Es importante saber si el paciente tiene sed y qué bebida desea tomar. ¿Una
bebida fría?, ¿caliente?, ¿de a grandes sorbos o pequeños?; cómo está su
apetito; y si apareció o no algo nuevo en el comportamiento del paciente
durante la fiebre (miedos, deseo marcado de estar acompañado, etc.).
Todos estos elementos nos hablarán del paciente que manifiesta su disritmia
vital a través de la fiebre y no de la fiebre en sí. No es lo mismo, para el
médico homeópata, el cuadro febril de Pedro que el de Juan por más que los dos
tengan por ejemplo una angina roja y aunque sean hermanos gemelos. Siempre
debemos indagar a ese INDIVIDUO IRREPETIBLE que se expresa a través de sus
propias características.
Con el objeto de aclarar estos conceptos relataré a continuación un caso
clínico que nos sirve de ejemplo. Se trataba de una paciente de 18 años,
estudiante, que consultó por cuadro febril con una temperatura de 40-41 ºC
desde hacía 15 días, con profunda astenia, adinamia, escalofríos, cefalea,
náuseas y vómitos.
A la inspección se detectaban ganglios agrandados de ambos lados del cuello,
dolor de garganta al tragar, además estaba roja, hinchada y con placas
blanquecinas en ambas amígdalas. A pesar de estar sometida a distintos planes
de antibioticoterapia el cuadro no remitía, motivo por el cual se nos consultó.

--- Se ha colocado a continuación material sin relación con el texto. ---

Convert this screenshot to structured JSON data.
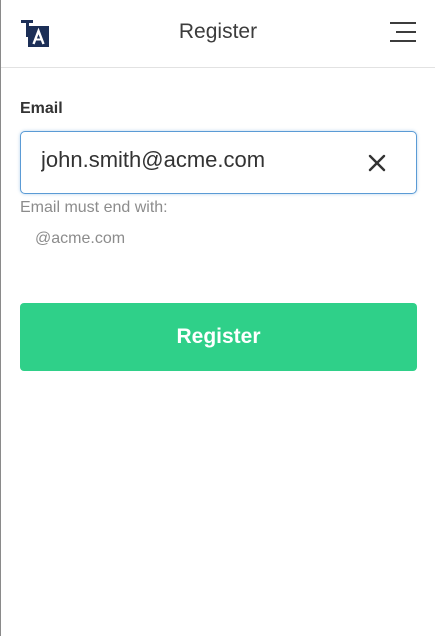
{
  "header": {
    "logo_text": "TA",
    "title": "Register",
    "menu_icon": "hamburger-icon"
  },
  "form": {
    "email_label": "Email",
    "email_value": "john.smith@acme.com",
    "clear_icon": "close-icon",
    "hint_title": "Email must end with:",
    "hint_domain": "@acme.com",
    "submit_label": "Register"
  },
  "colors": {
    "accent_button": "#2fd089",
    "input_focus_border": "#5b9bd5",
    "logo_navy": "#1c2f57",
    "hint_text": "#8c8c8c"
  }
}
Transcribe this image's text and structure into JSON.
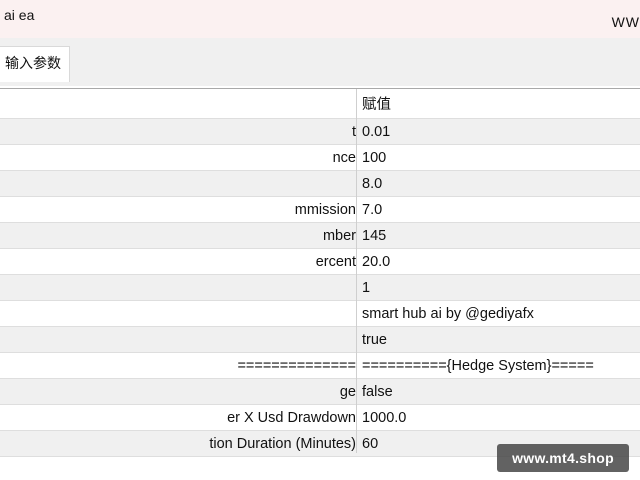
{
  "window": {
    "title": "ai ea",
    "title_right": "WW"
  },
  "tabs": [
    {
      "label": "输入参数"
    }
  ],
  "table": {
    "value_header": "赋值",
    "rows": [
      {
        "name": "t",
        "value": "0.01"
      },
      {
        "name": "nce",
        "value": "100"
      },
      {
        "name": "",
        "value": "8.0"
      },
      {
        "name": "mmission",
        "value": "7.0"
      },
      {
        "name": "mber",
        "value": "145"
      },
      {
        "name": "ercent",
        "value": "20.0"
      },
      {
        "name": "",
        "value": "1"
      },
      {
        "name": "",
        "value": "smart hub ai by @gediyafx"
      },
      {
        "name": "",
        "value": "true"
      },
      {
        "name": "==============",
        "value": "=========={Hedge System}====="
      },
      {
        "name": "ge",
        "value": "false"
      },
      {
        "name": "er X Usd Drawdown",
        "value": "1000.0"
      },
      {
        "name": "tion Duration (Minutes)",
        "value": "60"
      }
    ]
  },
  "watermark": {
    "text": "www.mt4.shop"
  }
}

Se tomaron los siguientes síntomas: cansancio, debilidad, debilidad durante
fiebre, hinchazón e induración de ganglios cervicales, intenso calor febril,
fiebre con escalofrío, fiebre remitente (dado que la temperatura no remitía
más de 1 grado centígrado y se mantenía durante las 24 hs.), aversión a
descubrirse, frialdad por descubrirse.
Tenía deseos de bebidas frías durante la fiebre, sed de pequeñas cantidades y
a menudo, deseos de helados y sobre todo de limón; vómitos amargos, a la menor
ingesta, y náuseas. Llamó la atención la presencia de aversión a los dulces,
siendo un deseo muy marcado en ella habitualmente y un marcado deseo de
compañía, pues a pesar de ser una joven muy independiente en condiciones
normales, en ese momento insistía en la compañía de su madre.
Por el análisis del caso se indicó Arsenicum Album 30, disolver 10 glóbulos en
1 vaso de agua y tomar 2 cucharaditas agitando bien cada 2 horas.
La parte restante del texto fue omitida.